Na rede pública os encaminhamentos são semelhantes ao que ocorrem nas escolas particulares. E essa é a crítica de Rossano.

”Criança é aprisionada por erro de diagnóstico’

“Era preciso desver o mundo para encontrar nas palavras novas coisas de ver”. Este  trecho  do livro “O menino do Mato”, do autor cuiabense Manoel de Barros,  foi o emblema usado para compor o IV Seminário Internacional “A Educação Medicalizada: Desver o mundo, perturbar os sentidos”.

O evento aconteceu na semana passada no auditório  da Faculdade de Tecnologia Senai Cimatec, na capital baiana.

Segundo Lygia Viegas,   psicóloga, professora da Ufba, membro do Fórum sobre Medicalização da Educação e da Sociedade e uma das organizadoras do evento, o  objetivo do seminário é colocar o tema em discussão de uma forma cada vez mais ampla, afim de refletir sobre as instâncias que o processo de medicalização da educação está inserido.

“É preciso desconstruir soluções conservadoras. Precisamos pensar que escola é essa, se tem estrutura, se as condições de trabalho dos professores são adequadas. E também pensar que criança é essa que está na sala de aula.

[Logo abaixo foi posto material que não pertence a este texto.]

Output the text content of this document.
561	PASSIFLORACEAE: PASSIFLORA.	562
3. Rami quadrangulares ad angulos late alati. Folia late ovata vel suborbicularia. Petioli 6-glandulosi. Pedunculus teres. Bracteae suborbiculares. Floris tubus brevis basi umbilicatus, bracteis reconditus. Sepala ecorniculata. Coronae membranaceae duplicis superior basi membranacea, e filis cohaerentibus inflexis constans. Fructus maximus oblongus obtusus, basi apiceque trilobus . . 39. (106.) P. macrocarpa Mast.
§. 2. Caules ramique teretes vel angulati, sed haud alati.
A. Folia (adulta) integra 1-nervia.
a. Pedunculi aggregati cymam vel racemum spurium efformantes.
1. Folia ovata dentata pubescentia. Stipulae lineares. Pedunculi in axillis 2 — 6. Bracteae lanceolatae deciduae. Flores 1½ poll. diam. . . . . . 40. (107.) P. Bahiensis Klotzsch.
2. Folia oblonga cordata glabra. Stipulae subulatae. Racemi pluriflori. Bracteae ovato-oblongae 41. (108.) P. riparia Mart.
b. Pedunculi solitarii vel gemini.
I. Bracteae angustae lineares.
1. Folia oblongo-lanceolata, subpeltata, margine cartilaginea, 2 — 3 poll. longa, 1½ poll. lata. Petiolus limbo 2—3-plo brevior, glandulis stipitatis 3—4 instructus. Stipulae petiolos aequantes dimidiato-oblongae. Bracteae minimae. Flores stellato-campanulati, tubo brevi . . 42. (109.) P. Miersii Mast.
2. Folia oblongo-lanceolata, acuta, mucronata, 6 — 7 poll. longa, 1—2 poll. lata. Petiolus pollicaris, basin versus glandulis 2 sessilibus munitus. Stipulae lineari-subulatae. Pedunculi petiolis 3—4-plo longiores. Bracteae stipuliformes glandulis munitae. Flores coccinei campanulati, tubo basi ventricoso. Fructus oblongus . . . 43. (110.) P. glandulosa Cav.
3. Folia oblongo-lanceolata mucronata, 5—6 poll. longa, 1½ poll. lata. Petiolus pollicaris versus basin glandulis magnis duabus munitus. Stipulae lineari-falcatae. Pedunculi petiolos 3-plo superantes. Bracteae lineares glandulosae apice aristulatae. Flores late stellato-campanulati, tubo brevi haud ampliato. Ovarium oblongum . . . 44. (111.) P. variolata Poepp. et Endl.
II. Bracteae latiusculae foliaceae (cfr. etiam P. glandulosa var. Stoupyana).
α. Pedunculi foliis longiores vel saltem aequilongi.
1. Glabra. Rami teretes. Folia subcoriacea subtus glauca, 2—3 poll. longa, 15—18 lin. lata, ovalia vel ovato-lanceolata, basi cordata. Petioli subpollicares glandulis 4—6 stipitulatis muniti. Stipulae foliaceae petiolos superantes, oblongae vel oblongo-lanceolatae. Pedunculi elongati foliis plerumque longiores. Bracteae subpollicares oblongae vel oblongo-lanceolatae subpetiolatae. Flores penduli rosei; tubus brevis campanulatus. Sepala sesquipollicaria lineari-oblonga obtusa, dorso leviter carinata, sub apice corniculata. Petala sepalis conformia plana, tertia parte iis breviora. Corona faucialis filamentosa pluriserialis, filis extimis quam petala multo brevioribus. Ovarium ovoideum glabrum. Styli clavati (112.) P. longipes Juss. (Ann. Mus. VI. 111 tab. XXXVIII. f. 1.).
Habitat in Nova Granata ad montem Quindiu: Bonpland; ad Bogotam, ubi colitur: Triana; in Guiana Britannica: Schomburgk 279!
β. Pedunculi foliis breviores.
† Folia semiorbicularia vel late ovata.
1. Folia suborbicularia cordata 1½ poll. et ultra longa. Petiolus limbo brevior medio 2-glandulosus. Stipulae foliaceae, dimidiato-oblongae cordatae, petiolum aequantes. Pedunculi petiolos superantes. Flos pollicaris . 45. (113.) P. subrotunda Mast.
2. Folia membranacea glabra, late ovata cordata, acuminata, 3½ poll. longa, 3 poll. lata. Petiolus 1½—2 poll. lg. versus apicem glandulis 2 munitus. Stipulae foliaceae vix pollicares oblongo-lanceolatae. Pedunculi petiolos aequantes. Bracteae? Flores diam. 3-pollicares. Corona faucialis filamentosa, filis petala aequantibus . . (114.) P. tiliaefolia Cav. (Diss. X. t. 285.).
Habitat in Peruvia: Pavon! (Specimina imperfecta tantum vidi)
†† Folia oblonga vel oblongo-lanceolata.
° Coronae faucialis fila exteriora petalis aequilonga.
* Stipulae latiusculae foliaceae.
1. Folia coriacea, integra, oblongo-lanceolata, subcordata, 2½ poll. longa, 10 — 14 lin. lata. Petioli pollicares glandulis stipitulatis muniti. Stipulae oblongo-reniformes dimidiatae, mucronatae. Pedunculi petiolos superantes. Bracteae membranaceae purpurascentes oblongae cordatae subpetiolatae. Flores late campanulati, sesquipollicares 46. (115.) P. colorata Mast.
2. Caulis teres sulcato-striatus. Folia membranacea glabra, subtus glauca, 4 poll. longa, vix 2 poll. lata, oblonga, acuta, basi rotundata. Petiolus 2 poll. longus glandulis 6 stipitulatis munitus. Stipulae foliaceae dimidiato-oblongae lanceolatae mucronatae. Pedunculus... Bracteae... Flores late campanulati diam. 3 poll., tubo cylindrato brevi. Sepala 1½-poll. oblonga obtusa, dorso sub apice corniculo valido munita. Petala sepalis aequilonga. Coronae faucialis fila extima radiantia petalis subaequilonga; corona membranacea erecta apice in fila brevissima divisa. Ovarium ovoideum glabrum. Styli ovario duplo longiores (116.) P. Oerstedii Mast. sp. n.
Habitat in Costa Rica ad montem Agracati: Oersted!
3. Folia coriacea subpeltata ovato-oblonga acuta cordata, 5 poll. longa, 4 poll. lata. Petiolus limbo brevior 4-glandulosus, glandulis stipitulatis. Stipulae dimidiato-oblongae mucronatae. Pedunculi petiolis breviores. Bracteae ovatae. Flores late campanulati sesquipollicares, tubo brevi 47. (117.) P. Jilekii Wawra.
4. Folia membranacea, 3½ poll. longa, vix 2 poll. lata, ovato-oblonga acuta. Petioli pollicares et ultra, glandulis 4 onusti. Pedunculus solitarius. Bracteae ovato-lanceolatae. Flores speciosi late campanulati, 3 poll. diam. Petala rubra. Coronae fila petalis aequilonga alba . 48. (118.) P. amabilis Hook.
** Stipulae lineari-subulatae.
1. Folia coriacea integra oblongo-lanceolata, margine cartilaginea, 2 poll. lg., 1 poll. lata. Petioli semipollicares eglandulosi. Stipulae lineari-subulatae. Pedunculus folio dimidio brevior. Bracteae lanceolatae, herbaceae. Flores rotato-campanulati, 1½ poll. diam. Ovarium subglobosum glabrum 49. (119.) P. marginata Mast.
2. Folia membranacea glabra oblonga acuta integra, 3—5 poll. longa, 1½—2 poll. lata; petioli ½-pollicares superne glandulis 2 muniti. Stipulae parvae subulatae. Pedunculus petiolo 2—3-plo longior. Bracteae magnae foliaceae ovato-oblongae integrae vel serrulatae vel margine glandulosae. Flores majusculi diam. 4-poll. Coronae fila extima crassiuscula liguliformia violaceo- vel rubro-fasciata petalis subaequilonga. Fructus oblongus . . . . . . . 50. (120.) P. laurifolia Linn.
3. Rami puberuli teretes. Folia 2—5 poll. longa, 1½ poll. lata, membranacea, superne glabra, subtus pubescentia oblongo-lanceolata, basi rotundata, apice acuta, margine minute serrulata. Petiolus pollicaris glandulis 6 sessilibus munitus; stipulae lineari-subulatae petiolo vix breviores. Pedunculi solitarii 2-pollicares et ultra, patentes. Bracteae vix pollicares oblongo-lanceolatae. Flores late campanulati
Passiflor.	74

Com acesso a tanta informação e tecnologia, as crianças mudaram seus comportamentos. É preciso repensar a forma de ensinar para não precisar recorre a medicalização. Porém, a questão requer um debate amplo, de caráter político e educacional”, diz.

A pesquisadora do Centro de Investigação e Intervenção Educativa de Porto, Rosa Soares Nunes,  destacou  o consumismo de medicamentos dentro do discurso capitalista. “É aprisionar a criança em um presídio que não é seu, porque foi erroneamente diagnosticada”, disse.

Lygia destaca ainda o desafio de realizar um evento do porte  do porte do seminário com os problemas enfrentados pela universidades estaduais e federais e com a rede em greve.

“Salvador tem um núcleo muito forte. Mas, foi um grande desafio para nós. Principalmente, por ser um evento gratuito, o qual fizemos questão de sê-lo, pois entendemos que assuntos como este precisa estar ao alcance de todos. No entanto, felizmente conseguimos, com a ajuda dos  parceiros”, disse.

O seminário reuniu especialistas  das mais diversas áreas de educação e saúde, como psicólogos, pedagogos, médicos, psiquiatras, fonoaudiólogos, a exemplo do neurocientista e professor da Universidade de Columbia (EUA) Carl Hart.